I really, really hate that terminology. I've wasted several hours listening to profs try and explain that even though they use the word decide, nothing/no one is actually deciding while people in the lecture hall keep failing to get it.

Unfortunately, I don't have an alternative.

I tend to find the double-slit experiment and analogues easier to understand when I think of things in terms of a 4-dimensional spacetime instead of a 3-dimensional space through which particles move over time.

This way, the particle isn't "deciding" which path to take based on information it shouldn't have at the time (as horribly anthropomorphized as that sounds), it's more like the existence of the post-slit polarizer modifies the 4D spacetime in a way that "blocks" the photon from "having taken" only one slit.

To me, the quantum eraser, (along with Bell's theorem), is a pretty convincing argument that our standard notions of unidirectional causality break down on very short time scales.

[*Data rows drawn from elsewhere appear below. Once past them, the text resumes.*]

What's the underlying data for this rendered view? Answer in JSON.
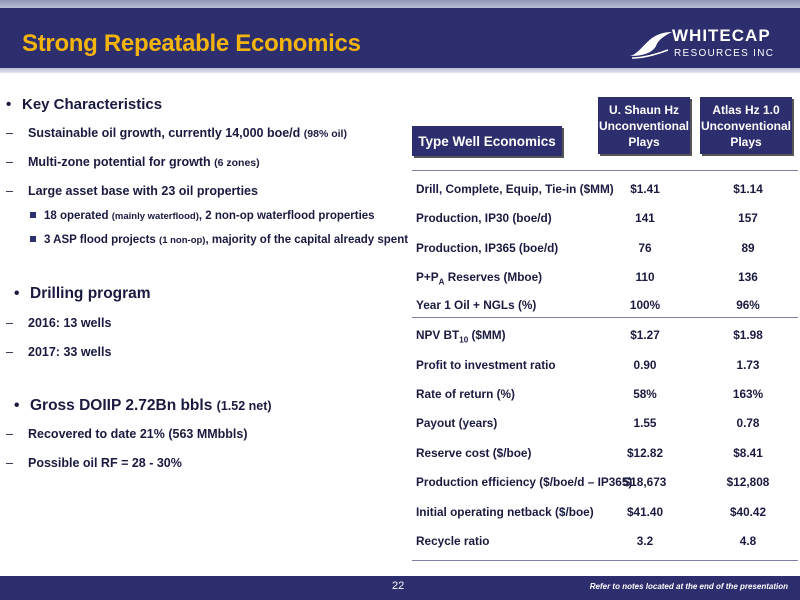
{
  "header": {
    "title": "Strong Repeatable Economics",
    "logo_name": "WHITECAP",
    "logo_sub": "RESOURCES INC"
  },
  "left": {
    "key_heading": "Key Characteristics",
    "items": [
      {
        "main": "Sustainable oil growth, currently 14,000 boe/d",
        "small": "(98% oil)"
      },
      {
        "main": "Multi-zone potential for growth",
        "small": "(6 zones)"
      },
      {
        "main": "Large asset base with 23 oil properties",
        "small": ""
      }
    ],
    "sub_items": [
      {
        "a": "18 operated",
        "b": "(mainly waterflood)",
        "c": ", 2 non-op waterflood properties"
      },
      {
        "a": "3 ASP flood projects",
        "b": "(1 non-op)",
        "c": ", majority of the capital already spent"
      }
    ],
    "drilling_heading": "Drilling program",
    "drilling_items": [
      "2016:  13 wells",
      "2017:  33 wells"
    ],
    "doiip_main": "Gross DOIIP 2.72Bn bbls",
    "doiip_small": "(1.52 net)",
    "doiip_items": [
      "Recovered to date 21% (563 MMbbls)",
      "Possible oil RF = 28 - 30%"
    ]
  },
  "table": {
    "title": "Type Well Economics",
    "col1": [
      "U. Shaun Hz",
      "Unconventional",
      "Plays"
    ],
    "col2": [
      "Atlas Hz 1.0",
      "Unconventional",
      "Plays"
    ],
    "rows": [
      {
        "label": "Drill, Complete, Equip, Tie-in ($MM)",
        "v1": "$1.41",
        "v2": "$1.14"
      },
      {
        "label": "Production, IP30 (boe/d)",
        "v1": "141",
        "v2": "157"
      },
      {
        "label": "Production, IP365 (boe/d)",
        "v1": "76",
        "v2": "89"
      },
      {
        "label_pre": "P+P",
        "label_sub": "A",
        "label_post": " Reserves (Mboe)",
        "v1": "110",
        "v2": "136"
      },
      {
        "label": "Year 1 Oil + NGLs (%)",
        "v1": "100%",
        "v2": "96%"
      },
      {
        "label_pre": "NPV BT",
        "label_sub": "10",
        "label_post": " ($MM)",
        "v1": "$1.27",
        "v2": "$1.98"
      },
      {
        "label": "Profit to investment ratio",
        "v1": "0.90",
        "v2": "1.73"
      },
      {
        "label": "Rate of return (%)",
        "v1": "58%",
        "v2": "163%"
      },
      {
        "label": "Payout (years)",
        "v1": "1.55",
        "v2": "0.78"
      },
      {
        "label": "Reserve cost ($/boe)",
        "v1": "$12.82",
        "v2": "$8.41"
      },
      {
        "label": "Production efficiency ($/boe/d – IP365)",
        "v1": "$18,673",
        "v2": "$12,808"
      },
      {
        "label": "Initial operating netback ($/boe)",
        "v1": "$41.40",
        "v2": "$40.42"
      },
      {
        "label": "Recycle ratio",
        "v1": "3.2",
        "v2": "4.8"
      }
    ]
  },
  "footer": {
    "page": "22",
    "note": "Refer to notes located at the end of the presentation"
  },
  "colors": {
    "navy": "#2c2e6e",
    "gold": "#f2b40c"
  }
}
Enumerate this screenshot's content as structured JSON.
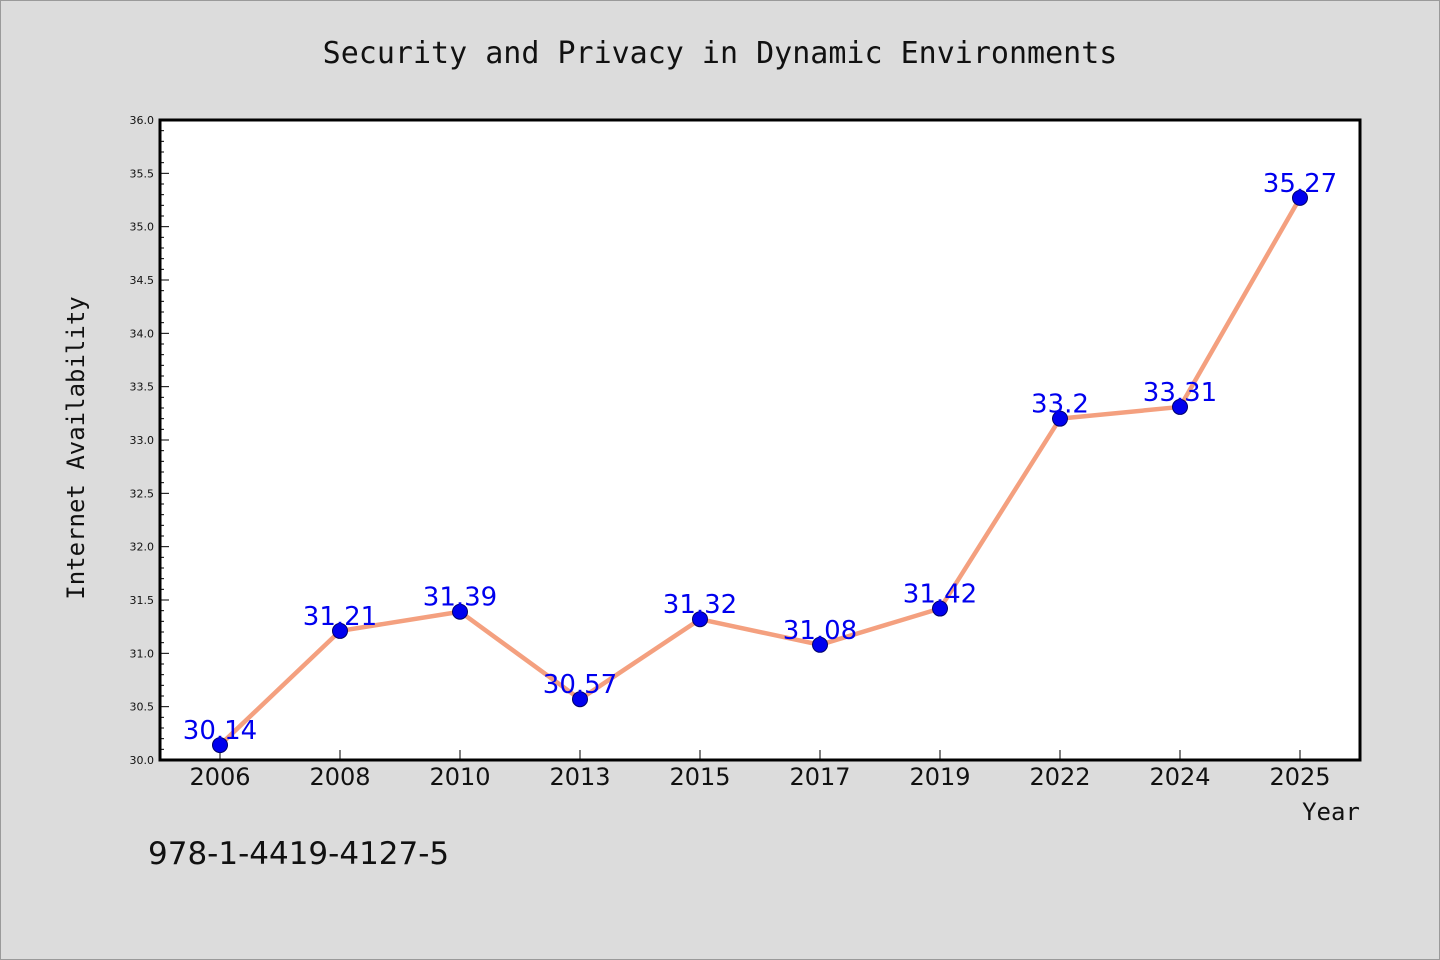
{
  "chart_data": {
    "type": "line",
    "title": "Security and Privacy in Dynamic Environments",
    "xlabel": "Year",
    "ylabel": "Internet Availability",
    "categories": [
      "2006",
      "2008",
      "2010",
      "2013",
      "2015",
      "2017",
      "2019",
      "2022",
      "2024",
      "2025"
    ],
    "series": [
      {
        "values": [
          30.14,
          31.21,
          31.39,
          30.57,
          31.32,
          31.08,
          31.42,
          33.2,
          33.31,
          35.27
        ],
        "labels": [
          "30.14",
          "31.21",
          "31.39",
          "30.57",
          "31.32",
          "31.08",
          "31.42",
          "33.2",
          "33.31",
          "35.27"
        ],
        "line_color": "#f4a07f",
        "marker_color": "#0000ee"
      }
    ],
    "ylim": [
      30.0,
      36.0
    ],
    "yticks": [
      "30.0",
      "30.5",
      "31.0",
      "31.5",
      "32.0",
      "32.5",
      "33.0",
      "33.5",
      "34.0",
      "34.5",
      "35.0",
      "35.5",
      "36.0"
    ],
    "grid": false,
    "legend": "none"
  },
  "footer": {
    "isbn": "978-1-4419-4127-5"
  },
  "colors": {
    "background": "#dcdcdc",
    "plot_background": "#ffffff"
  }
}
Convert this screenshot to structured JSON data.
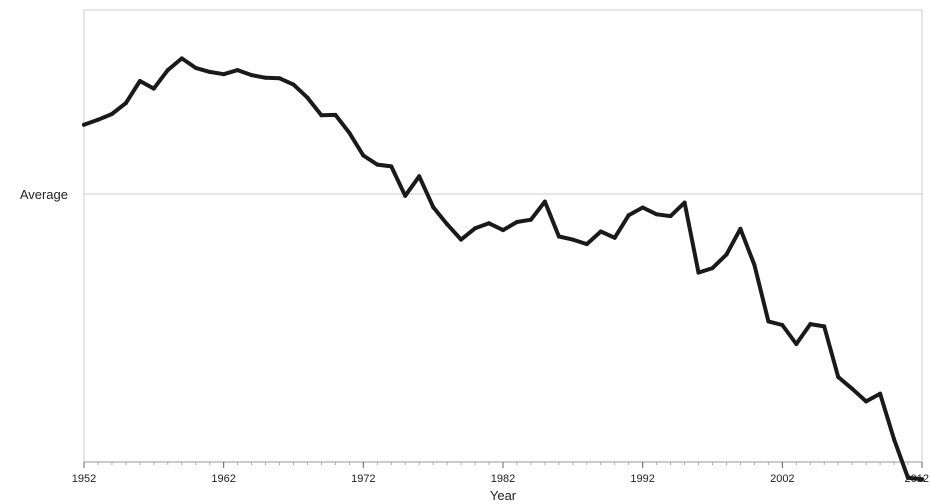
{
  "chart_data": {
    "type": "line",
    "title": "",
    "xlabel": "Year",
    "ylabel": "",
    "xlim": [
      1952,
      2012
    ],
    "ylim": [
      0,
      100
    ],
    "grid": false,
    "x_ticks": [
      1952,
      1962,
      1972,
      1982,
      1992,
      2002,
      2012
    ],
    "x_tick_labels": [
      "1952",
      "1962",
      "1972",
      "1982",
      "1992",
      "2002",
      "2012"
    ],
    "reference_line": {
      "label": "Average",
      "y": 59.3
    },
    "colors": {
      "line": "#1a1a1a",
      "reference": "#cccccc",
      "frame": "#cccccc"
    },
    "series": [
      {
        "x": [
          1952,
          1953,
          1954,
          1955,
          1956,
          1957,
          1958,
          1959,
          1960,
          1961,
          1962,
          1963,
          1964,
          1965,
          1966,
          1967,
          1968,
          1969,
          1970,
          1971,
          1972,
          1973,
          1974,
          1975,
          1976,
          1977,
          1978,
          1979,
          1980,
          1981,
          1982,
          1983,
          1984,
          1985,
          1986,
          1987,
          1988,
          1989,
          1990,
          1991,
          1992,
          1993,
          1994,
          1995,
          1996,
          1997,
          1998,
          1999,
          2000,
          2001,
          2002,
          2003,
          2004,
          2005,
          2006,
          2007,
          2008,
          2009,
          2010,
          2011,
          2012
        ],
        "values": [
          74.6,
          75.7,
          77.0,
          79.4,
          84.3,
          82.6,
          86.7,
          89.3,
          87.2,
          86.3,
          85.8,
          86.7,
          85.6,
          85.0,
          84.9,
          83.5,
          80.6,
          76.7,
          76.8,
          72.8,
          67.8,
          65.8,
          65.4,
          58.9,
          63.2,
          56.4,
          52.6,
          49.2,
          51.7,
          52.8,
          51.3,
          53.1,
          53.6,
          57.6,
          49.9,
          49.2,
          48.2,
          51.0,
          49.6,
          54.6,
          56.3,
          54.8,
          54.4,
          57.4,
          41.9,
          42.9,
          45.9,
          51.6,
          43.6,
          31.1,
          30.3,
          26.1,
          30.5,
          30.0,
          18.8,
          16.2,
          13.4,
          15.1,
          5.0,
          -3.5,
          -3.8
        ]
      }
    ]
  }
}
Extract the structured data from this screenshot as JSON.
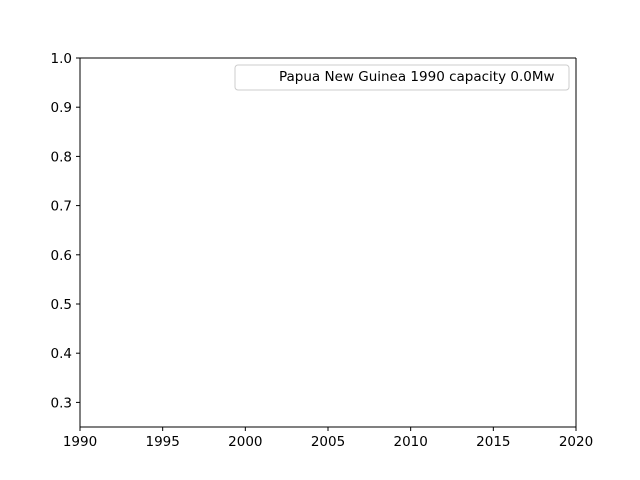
{
  "chart_data": {
    "type": "line",
    "title": "",
    "xlabel": "",
    "ylabel": "",
    "xlim": [
      1990,
      2020
    ],
    "ylim": [
      0.25,
      1.0
    ],
    "x_ticks": [
      1990,
      1995,
      2000,
      2005,
      2010,
      2015,
      2020
    ],
    "y_ticks": [
      0.3,
      0.4,
      0.5,
      0.6,
      0.7,
      0.8,
      0.9,
      1.0
    ],
    "grid": false,
    "legend_position": "top-right",
    "series": [
      {
        "name": "Papua New Guinea 1990 capacity 0.0Mw",
        "x": [],
        "y": []
      }
    ]
  }
}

Thanks for the response - I need more time to read the linked articles about quantum interrogation, but as for the quantum eraser, the bit that still puzzles me is this:

"the particle either decides to take both paths and interfere, or to take only one path and not interfere"

I would say, the particle either takes both paths and interferes, or the particle takes both paths and doesn't interfere. Either way, it takes both paths. The only difference is that in the latter case we can't tell that it took both paths because (as we'd expect) there's no interference pattern. Am I missing something?

I'm currently reading the teleportation chapter. I think I get the gist of the chapter on Bell's theorem, though I'm definitely going to nut out the details by scribbling on a piece of paper after I finished the book. (It helps to think of a polaroid filter as a really, really militant missionary: it tries to convert photons, and any photons it can't convert, it kills.)